Dans la confusion, il peut encore s’échapper. Si les soldats ont découvert la cabane de Giacomo, l’Île n’a pas dévoilé toutes ses cachettes. On pourra organiser la fuite de Sassa vers le Continent. Il n’aura pas à passer ses jours dans un camp de fortune ou pire. Sassa me sourit, mais ne bouge pas. Doucement, il écarte mes doigts de sa manche. Graziella pose la main sur mon bras.

– Ce n’est pas à toi de choisir pour lui, Zani.

Sassa frotte ses poignets où subsistent encore les traces rouges des bracelets de plastique. Il plonge la main dans sa poche, ressort son poing fermé. Sa main tendue s’ouvre devant nos yeux. Sur sa paume, mieux que des pierres précieuses. Les trois dernières figurines de sa fresque. Trois éclats de verre polis par la mer. Sassa les pointe du doigt l’un après l’autre :

– Graziella, Zani, Sassa

Il tend le premier à Graziella, me donne le second et ferme son poing sur le dernier. Graziella l’embrasse, Sassa me secoue la main en riant et répète :

– Zani ! Zani !

Autour de nous, des sourires, des accolades, des mots qu’on n’a jamais entendus, mais dont on croit comprendre le sens. D’autres échanges : des friandises, du tabac. Quelques vêtements pour le bébé. Le capitaine hurle ses ordres :

– Toni ! Qu’est-ce que tu attends pour accoster ! Que la nuit tombe et qu’on n’y voit plus rien ?
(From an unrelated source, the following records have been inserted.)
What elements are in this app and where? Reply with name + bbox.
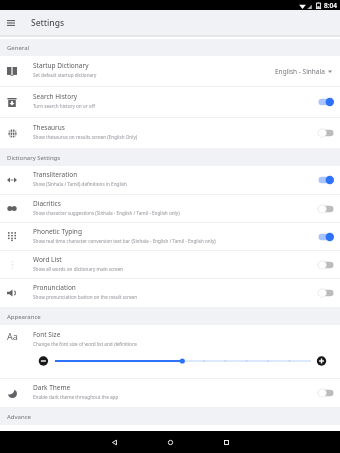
staticText: Advance <box>7 413 31 421</box>
staticText: Show thesaurus on results screen (Englis… <box>33 134 138 140</box>
button[interactable]: Thesaurus <box>0 118 340 148</box>
staticText: Word List <box>33 255 62 264</box>
button[interactable]: Switch off <box>316 258 340 272</box>
button[interactable]: Switch on <box>316 95 340 109</box>
staticText: Set default startup dictionary <box>33 72 97 78</box>
staticText: Dictionary Settings <box>7 154 61 162</box>
staticText: Change the font size of word list and de… <box>33 341 137 347</box>
staticText: Show all words on dictionary main screen <box>33 266 124 272</box>
staticText: Search History <box>33 92 78 101</box>
button[interactable]: Switch off <box>316 202 340 216</box>
button[interactable]: Diacritics <box>0 195 340 222</box>
button[interactable]: Open navigation drawer <box>0 10 22 35</box>
staticText: Thesaurus <box>33 123 65 132</box>
button[interactable]: Transliteration <box>0 166 340 194</box>
button[interactable]: Switch off <box>316 386 340 400</box>
button[interactable]: Recent apps <box>198 431 254 453</box>
staticText: Transliteration <box>33 170 78 179</box>
button[interactable]: Switch off <box>316 286 340 300</box>
button[interactable]: Pronunciation <box>0 279 340 307</box>
staticText: English - Sinhala <box>275 67 325 76</box>
button[interactable]: Aa <box>0 325 340 378</box>
button[interactable]: Dark Theme <box>0 379 340 407</box>
staticText: Enable dark theme throughout the app <box>33 394 119 400</box>
button[interactable]: Search History <box>0 87 340 117</box>
staticText: Show character suggestions (Sinhala - En… <box>33 210 180 216</box>
staticText: General <box>7 44 30 52</box>
staticText: Appearance <box>7 313 41 321</box>
staticText: Phonetic Typing <box>33 227 82 236</box>
button[interactable]: Word List <box>0 251 340 278</box>
staticText: Settings <box>31 17 65 29</box>
staticText: Font Size <box>33 330 61 339</box>
staticText: Diacritics <box>33 199 61 208</box>
staticText: Show real time character conversion text… <box>33 238 216 244</box>
staticText: Pronunciation <box>33 283 76 292</box>
staticText: Startup Dictionary <box>33 61 89 70</box>
staticText: Show (Sinhala / Tamil) definitions in En… <box>33 181 127 187</box>
button[interactable]: Switch on <box>316 173 340 187</box>
staticText: Show pronunciation button on the result … <box>33 294 138 300</box>
button[interactable]: Switch off <box>316 126 340 140</box>
button[interactable]: Switch on <box>316 230 340 244</box>
staticText: Dark Theme <box>33 383 71 392</box>
staticText: 8:04 <box>324 1 337 10</box>
button[interactable]: Startup Dictionary <box>0 56 340 86</box>
staticText: Turn search history on or off <box>33 103 95 109</box>
staticText: Aa <box>7 330 18 342</box>
button[interactable]: Back <box>86 431 142 453</box>
button[interactable]: Phonetic Typing <box>0 223 340 250</box>
button[interactable]: Home <box>142 431 198 453</box>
Le Maramar se rapproche du quai, le capitaine active la corne de brume et fait tressaillir tout le monde.

– Écartez-vous, nom de nom ! Ou il y en a un qui va finir à l’eau !

Les amarres sont lancées, qu’Alabral s’empresse d’enrouler autour des bollards. La passerelle d’embarquement est abaissée. Un soldat monte à bord. Les conversations s’estompent. Quelques tapes sur l’épaule, deux mots, puis le silence à nouveau qui rappelle ce qu’on avait presque oublié. Sassa sourit, nous tourne le dos, il est le premier à gravir la passerelle. Depuis le pont, il sourit encore et lève son poing fermé, celui qui emporte un petit morceau de notre trésor.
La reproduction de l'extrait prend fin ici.